Knowing I was going to be finished with the socks was making me giddy with the idea of starting a new project! I've been searching on Ravelry and "favoriting" and queuing lots of patterns, but nothing was really making my heart beat faster. I have had a hankering lately for some simple, mindless knitting, so I searched the KnitPicks website hoping for a washcloth kit that would come with yarn and patterns. They had a few, but I was wanting some autumnal colors, and of course, those kits were sold out. I REALLY, REALLY want to make a sweater that I could pull on everyday - so something lightweight and neutral colored. Over the summer I was fixated on doing so with stash yarn, but I've accepted that I don't have enough yarn of any one color to accomplish the task. So I have a few patterns in mind, the latest one I've found uses KnitPicks yarn, so at least that would be affordable : )
But before I start anything, I made the decision to keep my knitting promises to myself. I headed to the yarn room (the spare bedroom) to clean out my project bags and do some general yarn organization so that I can start fresh. That basic organizing transformed into a multi-hour complete yarn stash re-organization, but it was well worth the time.

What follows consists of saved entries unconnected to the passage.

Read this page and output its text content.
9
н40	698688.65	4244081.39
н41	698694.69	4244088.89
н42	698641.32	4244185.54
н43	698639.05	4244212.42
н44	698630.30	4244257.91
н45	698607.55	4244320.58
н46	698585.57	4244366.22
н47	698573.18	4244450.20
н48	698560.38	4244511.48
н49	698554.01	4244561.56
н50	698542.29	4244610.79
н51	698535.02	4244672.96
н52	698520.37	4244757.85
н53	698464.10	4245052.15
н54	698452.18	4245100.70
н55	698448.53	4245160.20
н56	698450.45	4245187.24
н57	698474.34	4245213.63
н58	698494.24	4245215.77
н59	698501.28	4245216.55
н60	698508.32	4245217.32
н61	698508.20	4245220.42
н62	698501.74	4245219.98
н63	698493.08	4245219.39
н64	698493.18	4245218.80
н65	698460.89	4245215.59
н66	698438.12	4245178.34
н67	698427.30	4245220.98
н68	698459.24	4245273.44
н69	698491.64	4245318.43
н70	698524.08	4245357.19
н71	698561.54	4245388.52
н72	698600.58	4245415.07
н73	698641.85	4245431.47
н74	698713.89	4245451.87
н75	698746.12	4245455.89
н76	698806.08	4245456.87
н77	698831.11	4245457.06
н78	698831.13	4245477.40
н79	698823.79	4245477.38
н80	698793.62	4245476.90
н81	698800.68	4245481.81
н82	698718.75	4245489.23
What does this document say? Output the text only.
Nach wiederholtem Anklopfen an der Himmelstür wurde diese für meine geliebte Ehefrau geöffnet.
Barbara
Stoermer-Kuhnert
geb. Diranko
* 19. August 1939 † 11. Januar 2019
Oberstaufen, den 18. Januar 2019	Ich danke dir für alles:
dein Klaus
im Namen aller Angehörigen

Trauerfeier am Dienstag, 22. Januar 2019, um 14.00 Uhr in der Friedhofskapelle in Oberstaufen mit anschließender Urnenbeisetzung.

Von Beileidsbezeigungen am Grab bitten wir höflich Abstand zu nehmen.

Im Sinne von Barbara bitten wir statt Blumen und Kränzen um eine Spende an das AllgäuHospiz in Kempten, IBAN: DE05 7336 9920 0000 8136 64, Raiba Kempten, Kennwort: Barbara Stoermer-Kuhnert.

Last summer, in an effort to pare down my stash, I chose about half of the skeins and put them up for sale on Ravelry. Unfortunately, Ravelry meesages don't come to your email, so I had to log into Ravelry daily to see if anyone was interested. After two months of checking I gave up. The next time I checked was during March 2020. There were two "bites", but there was no way I was going to risk going to the post office to mail my yarn to strangers.
Then during stay-at-home orders this Spring, I became obsessed with trying to knit through my whole stash including the skeins I had set aside to sell. So today I recombined and re-inventoried every skein I own. All of my yarn is in the same container and is up-to-date in Ravelry! I'm glad I took the time to do this because now I don't feel the need to buy new yarn; I'm going to knit what I have : )
I organized all partially-used skeins into bags by their yarn weight.
These are the two biggest bags. I've started the "Coziest Memories" blanket with the fingering weight yarn, and now I am on the look out for a project for the aran weights.
The great things about scrap projects is it will use up ALL of the yarn and gives me something to knit when I'm between projects.